AuthorCampbell, John Y.
PositionResearch Summaries

Stock prices tend to move with the state of the economy. This fact is both familiar--it describes the United States, the United Kingdom, and many other national markets in the postwar period, the interwar period, and the 19th Century(1)--and surprisingly hard to explain. My most recent work, with John H. Cochrane, proposes a simple model that accounts for this and other aspects of aggregate stock market behavior.
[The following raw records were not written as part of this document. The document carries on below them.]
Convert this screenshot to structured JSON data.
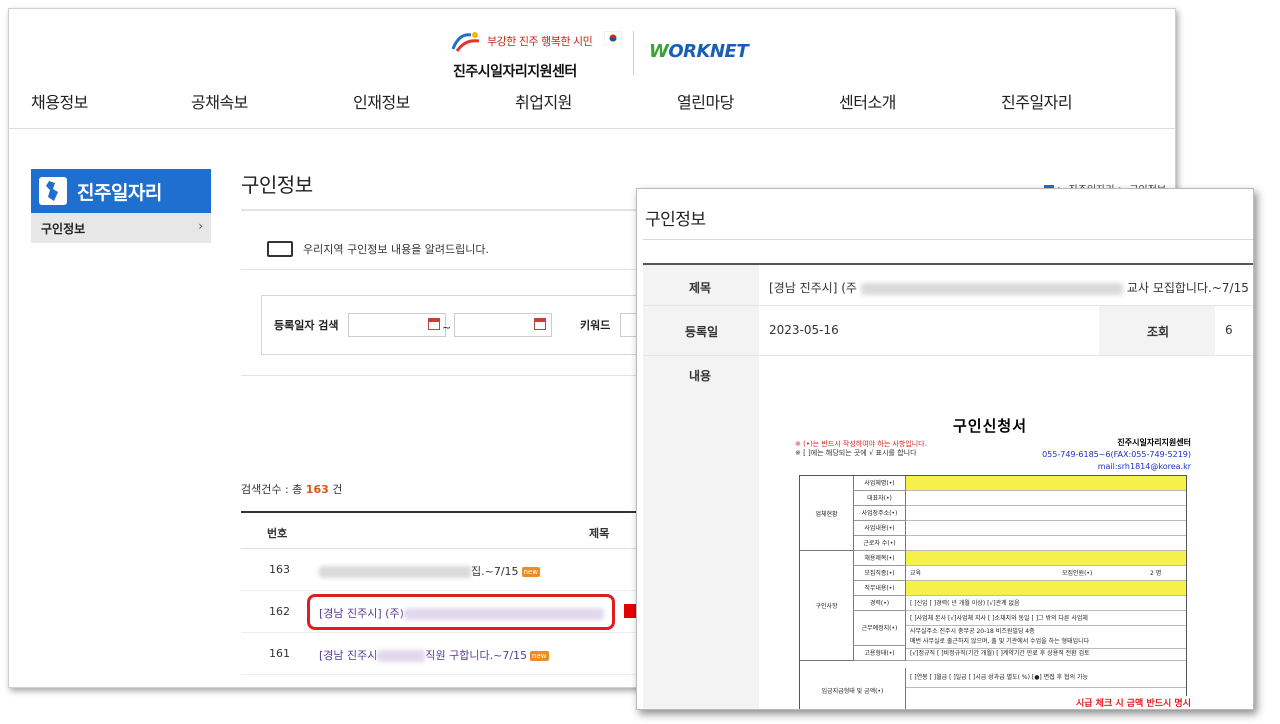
{
  "header": {
    "slogan": "부강한 진주 행복한 시민",
    "center_name": "진주시일자리지원센터",
    "worknet_rest": "ORKNET",
    "worknet_w": "W"
  },
  "gnb": [
    "채용정보",
    "공채속보",
    "인재정보",
    "취업지원",
    "열린마당",
    "센터소개",
    "진주일자리"
  ],
  "lnb": {
    "title": "진주일자리",
    "item": "구인정보",
    "chevron": "›"
  },
  "page": {
    "title": "구인정보",
    "breadcrumb": "> 진주일자리 > 구인정보",
    "intro": "우리지역 구인정보 내용을 알려드립니다."
  },
  "search": {
    "date_label": "등록일자 검색",
    "tilde": "~",
    "keyword_label": "키워드"
  },
  "results": {
    "count_prefix": "검색건수 : 총 ",
    "count": "163",
    "count_suffix": " 건",
    "col_num": "번호",
    "col_title": "제목",
    "rows": [
      {
        "num": "163",
        "suffix": "집.~7/15"
      },
      {
        "num": "162",
        "prefix": "[경남 진주시] (주)"
      },
      {
        "num": "161",
        "prefix": "[경남 진주시",
        "suffix": "직원 구합니다.~7/15"
      }
    ],
    "new_badge": "new"
  },
  "detail": {
    "title": "구인정보",
    "subject_label": "제목",
    "subject_prefix": "[경남 진주시] (주",
    "subject_suffix": "교사 모집합니다.~7/15",
    "date_label": "등록일",
    "date_value": "2023-05-16",
    "hits_label": "조회",
    "hits_value": "6",
    "content_label": "내용"
  },
  "form": {
    "title": "구인신청서",
    "note1": "※ (•)는 반드시 작성하여야 하는 사항입니다.",
    "note2": "※ [   ]에는 해당되는 곳에 √ 표시를 합니다",
    "center": "진주시일자리지원센터",
    "phone": "055-749-6185~6(FAX:055-749-5219)",
    "mail": "mail:srh1814@korea.kr",
    "sec_company": "업체현황",
    "sec_recruit": "구인사항",
    "labels": [
      "사업체명(•)",
      "대표자(•)",
      "사업장주소(•)",
      "사업내용(•)",
      "근로자 수(•)",
      "채용제목(•)",
      "모집직종(•)",
      "직무내용(•)",
      "경력(•)",
      "근무예정지(•)",
      "",
      "고용형태(•)",
      "임금지급형태 및 금액(•)"
    ],
    "recruit_type": "교육",
    "headcount_label": "모집인원(•)",
    "headcount_value": "2 명",
    "career_text": "[  ]신입    [  ]경력(    년    개월 이상)    [√]관계 없음",
    "workplace_text": "[  ]사업체 본사  [√]사업체 지사  [  ]소재지와 동일  [  ]그 밖의 다른 사업체",
    "workplace_addr": "사무실주소  진주시 충무공 20-18 비즈원빌딩 4층",
    "workplace_note": "매번 사무실로 출근하지 않으며, 출 및 기관에서 수업을 하는 형태입니다",
    "employ_text": "[√]정규직   [  ]비정규직(기간   개월)  [  ]계약기간 만료 후 상용직 전환 검토",
    "wage_text": "[  ]연봉   [  ]월급   [  ]일급   [  ]시급    성과급 별도(   %)   [●] 면접 후 협의 가능",
    "red_note": "시급 체크 시 금액 반드시 명시"
  }
}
Financial theorists describe asset prices as expected present values of future payments, discounted to adjust for time and risk. This can be seen as a matter of accounting: if an asset's price is high today, then either its price must be even higher tomorrow, or its dividend must be high tomorrow, or its rate of return between today and tomorrow (the ratio of price plus dividend tomorrow to price today) must be low. If prices cannot grow explosively forever, then an asset with a high price today must have some combination of high dividends and low returns over the indefinite future. Furthermore, investors must recognize this fact in forming their expectations, so when an asset price is high, investors must expect some combination of high future dividends and low future returns.

In a series of papers, some written jointly with Robert J. Shiller, I have developed this simple insight into a quantitative framework for analyzing the variation of asset prices. As a matter of accounting, price movements must be driven by some combination of changing expectations ("news") about future dividends and changing expectations about future returns; the latter in turn can be broken into news about future riskless real interest rates and news about future excess returns on risky assets over riskless ones.(2)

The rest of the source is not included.